Jayasimha was an early Chudasama king known only from the ballads and folklore of Saurashtra region of Gujarat, India.

==In bardic legends==
The bards explain that the names Dyas and Gario are both titles, Dyas meaning the giver and Gario (Grahario) the seizer. They say that the real name of this chieftain was Jayasimha but that his seizing on Kanauj obtained for him the title of Gario and his munificence caused him to be known as Dyas. His seizure of Kanauj is thus explained: Jayasimha was a connection of the celebrated Jayachandra of Kanauj and is said to have been left by that chieftain in charge of Kanauj when Jayachandra went forth to war with Prithviraj Chauhan.
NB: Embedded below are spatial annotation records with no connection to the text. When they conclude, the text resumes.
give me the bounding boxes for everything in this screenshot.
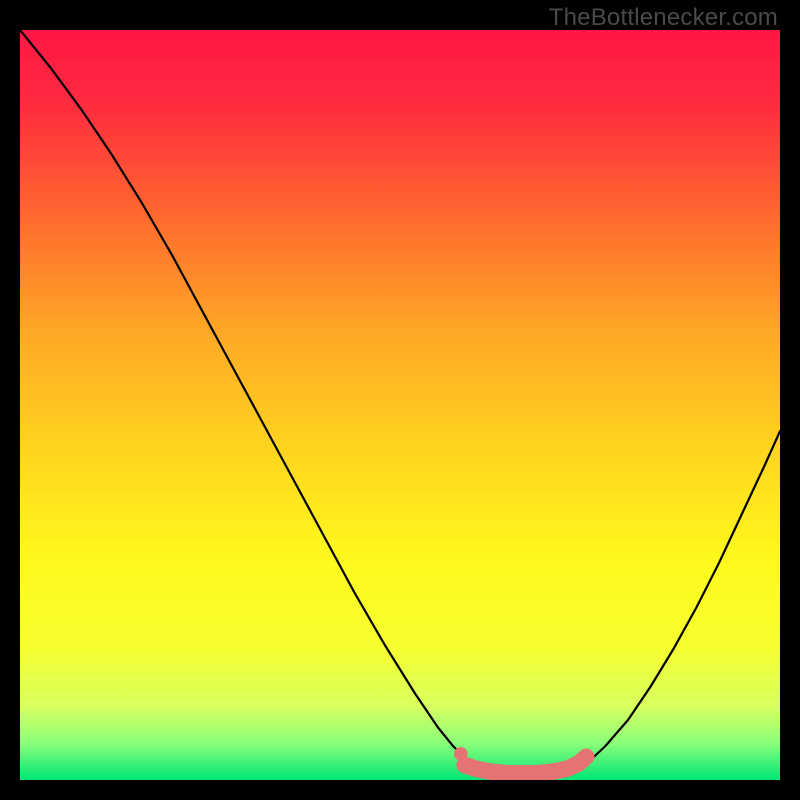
chart-frame (20, 30, 780, 780)
watermark-text: TheBottlenecker.com (549, 4, 778, 32)
bottleneck-chart (20, 30, 780, 780)
optimal-point-dot (454, 747, 468, 761)
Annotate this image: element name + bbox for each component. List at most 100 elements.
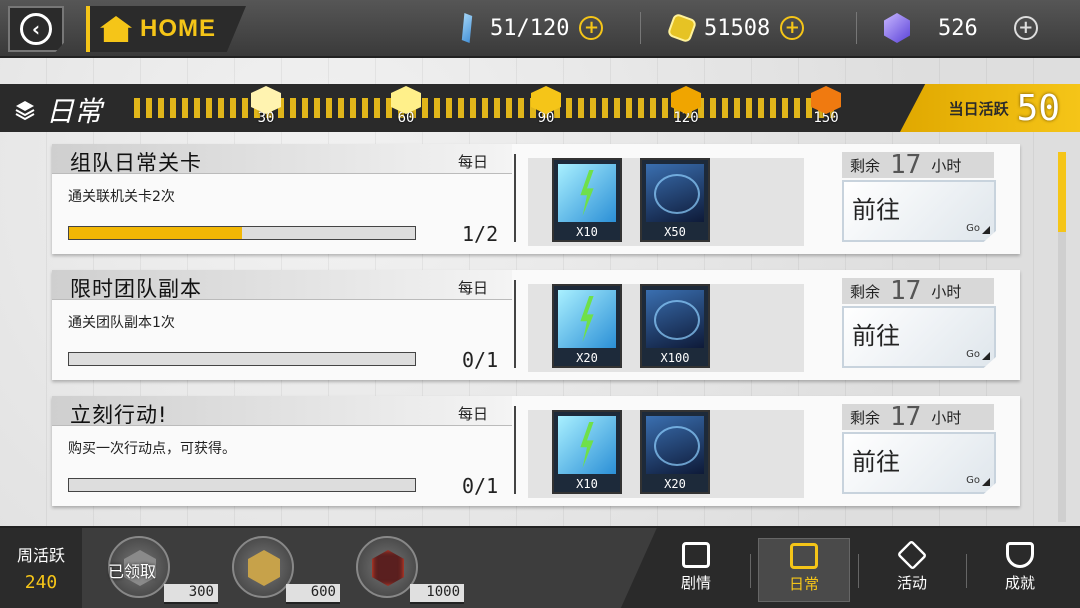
- remain-value: 17: [890, 276, 922, 306]
- add-crystal-button[interactable]: +: [1013, 16, 1038, 40]
- weekly-chest[interactable]: 1000: [356, 534, 464, 604]
- nav-story[interactable]: 剧情: [650, 538, 742, 602]
- task-description: 通关联机关卡2次: [68, 189, 175, 205]
- top-bar: ‹ HOME 51/120 + 51508 + 526 +: [0, 0, 1080, 58]
- reward-qty: X50: [664, 225, 686, 239]
- reward-qty: X20: [576, 351, 598, 365]
- divider: [856, 12, 857, 44]
- time-remaining: 剩余 17 小时: [842, 150, 994, 180]
- add-stamina-button[interactable]: +: [579, 16, 604, 40]
- nav-daily[interactable]: 日常: [758, 538, 850, 602]
- milestone-chest[interactable]: 30: [246, 86, 286, 130]
- activity-title-label: 日常: [46, 95, 103, 128]
- task-frequency: 每日: [458, 405, 489, 423]
- remain-label: 剩余: [850, 156, 881, 175]
- reward-list: X20 X100: [528, 284, 804, 372]
- stamina-value: 51/120: [490, 15, 570, 41]
- divider: [750, 554, 751, 588]
- weekly-chest[interactable]: 已领取 300: [108, 534, 218, 604]
- exp-card-icon: [646, 290, 704, 348]
- go-button[interactable]: 前往 Go: [842, 306, 996, 368]
- go-sub-label: Go: [966, 475, 980, 486]
- exp-card-icon: [646, 416, 704, 474]
- story-icon: [682, 542, 710, 568]
- weekly-activity: 周活跃 240: [0, 528, 82, 608]
- scrollbar-thumb[interactable]: [1058, 152, 1066, 232]
- activity-bar: 日常 30 60 90 120 150 当日活跃 50: [0, 84, 1080, 132]
- crystal-value: 526: [938, 15, 978, 41]
- divider: [640, 12, 641, 44]
- reward-item[interactable]: X50: [640, 158, 710, 242]
- bottom-bar: 周活跃 240 已领取 300 600 1000 剧情 日常 活动 成就: [0, 526, 1080, 608]
- bottom-nav: 剧情 日常 活动 成就: [620, 528, 1080, 608]
- home-button[interactable]: HOME: [86, 6, 246, 52]
- add-gold-button[interactable]: +: [780, 16, 805, 40]
- daily-activity-panel: 当日活跃 50: [900, 84, 1080, 132]
- nav-label: 成就: [1004, 574, 1035, 592]
- milestone-chest[interactable]: 90: [526, 86, 566, 130]
- reward-qty: X10: [576, 225, 598, 239]
- nav-events[interactable]: 活动: [866, 538, 958, 602]
- milestone-chest[interactable]: 150: [806, 86, 846, 130]
- crystal-counter: 526 +: [884, 8, 1038, 48]
- go-label: 前往: [852, 196, 900, 224]
- nav-label: 日常: [788, 575, 819, 593]
- activity-title: 日常: [14, 90, 102, 130]
- task-description: 购买一次行动点，可获得。: [68, 441, 236, 457]
- daily-activity-label: 当日活跃: [948, 99, 1009, 118]
- home-label: HOME: [140, 15, 216, 42]
- task-progress-bar: [68, 352, 416, 366]
- reward-item[interactable]: X100: [640, 284, 710, 368]
- go-sub-label: Go: [966, 223, 980, 234]
- task-frequency: 每日: [458, 279, 489, 297]
- reward-qty: X20: [664, 477, 686, 491]
- weekly-value: 240: [24, 572, 58, 593]
- go-button[interactable]: 前往 Go: [842, 180, 996, 242]
- remain-value: 17: [890, 150, 922, 180]
- go-button[interactable]: 前往 Go: [842, 432, 996, 494]
- back-button[interactable]: ‹: [8, 6, 64, 52]
- reward-qty: X10: [576, 477, 598, 491]
- layers-icon: [14, 99, 36, 121]
- milestone-chest[interactable]: 120: [666, 86, 706, 130]
- task-description: 通关团队副本1次: [68, 315, 175, 331]
- task-progress-bar: [68, 478, 416, 492]
- nav-achievements[interactable]: 成就: [974, 538, 1066, 602]
- claimed-label: 已领取: [108, 562, 157, 581]
- exp-card-icon: [646, 164, 704, 222]
- task-progress-text: 0/1: [462, 348, 499, 372]
- weekly-chest[interactable]: 600: [232, 534, 340, 604]
- divider: [514, 406, 516, 494]
- stamina-vial-icon: [461, 13, 473, 43]
- red-chest-icon: [356, 536, 418, 598]
- reward-item[interactable]: X10: [552, 410, 622, 494]
- task-name: 立刻行动!: [70, 403, 168, 427]
- remain-unit: 小时: [931, 156, 962, 175]
- go-sub-label: Go: [966, 349, 980, 360]
- reward-item[interactable]: X20: [552, 284, 622, 368]
- task-name: 限时团队副本: [70, 277, 202, 301]
- milestone-chest[interactable]: 60: [386, 86, 426, 130]
- energy-bolt-icon: [558, 290, 616, 348]
- corner-arrow-icon: [982, 478, 990, 486]
- chest-threshold: 600: [286, 584, 340, 604]
- reward-item[interactable]: X20: [640, 410, 710, 494]
- divider: [514, 154, 516, 242]
- gold-value: 51508: [704, 15, 771, 41]
- nav-label: 剧情: [680, 574, 711, 592]
- home-icon: [100, 16, 132, 42]
- daily-activity-value: 50: [1016, 87, 1060, 129]
- gold-coin-icon: [666, 12, 698, 44]
- chest-threshold: 300: [164, 584, 218, 604]
- remain-value: 17: [890, 402, 922, 432]
- task-progress-text: 0/1: [462, 474, 499, 498]
- progress-fill: [69, 227, 242, 239]
- corner-arrow-icon: [982, 226, 990, 234]
- event-diamond-icon: [896, 539, 928, 571]
- energy-bolt-icon: [558, 416, 616, 474]
- reward-item[interactable]: X10: [552, 158, 622, 242]
- divider: [858, 554, 859, 588]
- purple-crystal-icon: [884, 13, 910, 43]
- stamina-counter: 51/120 +: [454, 8, 604, 48]
- energy-bolt-icon: [558, 164, 616, 222]
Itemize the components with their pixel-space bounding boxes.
On Jayachandra's return defeated. Jayasimha refused to permit him to enter and retained possession of the place. For this achievement, he was called Grahario or Gario. Subsequently terms were arranged between Jayachandra and Jayasimha and the latter returned to Sorath conquering Gwalior on his return journey and defeating the Raja of Mewar. Jayasimha afterwards joined the Chaulukya king Bhimdev in his warfare with Prithviraj and is alluded to in the Prithviraj Raso as Chudasama Jayasimha according to the Ras Mala of Alexander Kinloch Forbes. On the death of this chieftain his queen committed sati. He was succeeded by his son Raisimha.

The historical accuracy of these bardic legends is doubtful.

==Dates and succession==
It is difficult to decide the correct dates of the king as the information about him is derived only from bardic tales and folklore. According to the Gazetteer of the Bombay Presidency, Jayasimha reigned from 1152-1180 CE and he was succeeded by Raisimha (1180-1184 CE) followed by Gajaraja/Mahipala (1184-1201 CE). Though these dates are not reliable.